The fiction session led by John Scalzi, however, was pretty much exactly what I expected it to be.  He gave a prepared talk that I think was well-targeted towards the majority of the folks who attend workshops like this, i.e fairly new non-published writers.  His talk ranged from what fiction is and why people write it to the skills he believes are necessary to write it well and get it published.  Having read his book on writing, I don’t think I heard him say anything that I hadn’t already read either in his book or on his blog, but I didn’t expect to.  I did appreciate his answers to the questions people asked and from what I could tell, so did they.  I don’t want to sound too much like a fanboy, but basically it was cool to see that the guy I’ve grown to think of as a smart, funny, author on the web is, in fact, also a smart, funny author in person.

That sounds silly, and it isn’t like I haven’t met and interacted with other folks of some or even considerable fame.  In the last academic year, for instance, the poets Yusef Komunyakaa and Vivian Shipley gave readings and talks at UT and I met and spoke quite a bit with both of them.  I remember thinking when I shook Yusef’s hand, “wow, I’ve never shaken the hand of someone who won the Pulitzer before.”  I felt the same way when I talked for a good long while with Vivian at a reception in her honor, especially since we were drinking bourbon.

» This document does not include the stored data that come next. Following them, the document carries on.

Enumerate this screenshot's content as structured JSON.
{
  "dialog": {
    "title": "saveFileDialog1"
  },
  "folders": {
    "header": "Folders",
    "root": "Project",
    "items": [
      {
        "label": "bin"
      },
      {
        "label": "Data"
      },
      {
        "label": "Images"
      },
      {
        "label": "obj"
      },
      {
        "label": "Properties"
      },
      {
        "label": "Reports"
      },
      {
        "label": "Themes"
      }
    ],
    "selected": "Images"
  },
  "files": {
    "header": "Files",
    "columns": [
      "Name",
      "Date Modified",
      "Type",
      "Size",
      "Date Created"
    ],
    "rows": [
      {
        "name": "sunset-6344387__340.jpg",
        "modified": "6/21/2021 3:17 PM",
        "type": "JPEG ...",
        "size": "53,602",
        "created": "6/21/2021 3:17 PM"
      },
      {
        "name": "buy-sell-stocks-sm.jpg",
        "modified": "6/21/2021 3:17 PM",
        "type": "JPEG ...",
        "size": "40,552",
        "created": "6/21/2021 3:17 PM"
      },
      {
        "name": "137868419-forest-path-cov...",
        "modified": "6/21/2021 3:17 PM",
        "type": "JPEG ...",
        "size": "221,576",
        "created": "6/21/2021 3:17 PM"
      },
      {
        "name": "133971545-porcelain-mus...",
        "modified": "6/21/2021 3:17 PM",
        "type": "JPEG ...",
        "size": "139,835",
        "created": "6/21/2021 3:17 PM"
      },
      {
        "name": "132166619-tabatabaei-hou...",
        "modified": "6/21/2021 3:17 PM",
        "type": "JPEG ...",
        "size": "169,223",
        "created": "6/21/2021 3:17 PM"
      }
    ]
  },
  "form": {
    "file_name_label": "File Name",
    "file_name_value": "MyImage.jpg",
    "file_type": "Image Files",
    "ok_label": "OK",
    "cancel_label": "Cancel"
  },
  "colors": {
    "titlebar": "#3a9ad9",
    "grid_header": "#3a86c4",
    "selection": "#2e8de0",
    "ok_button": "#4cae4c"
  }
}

Somehow, though, it was a little different meeting Scalzi.  I think it might have something to do with the fact that, while all of my poetry-writing and some of my poetry-reading friends would be excited at the thought of meeting Yusef Komunyakaa, most of the people I know outside of that circle would never have any reason to ever encounter him or his work, nor would I think of recommending they read him.  Scalzi, on the other hand, writes Sci-Fi, and most of my friends outside the creative writing program are geeks, and I’ve recommended him to some of them already.

So was it cool in a fanboy way to meet John Scalzi?  Heck yeah.  It was especially cool to share his bag of gummy worms and other candy at the reception after his session.  Gummy worms beat bourbon any day, if you ask me.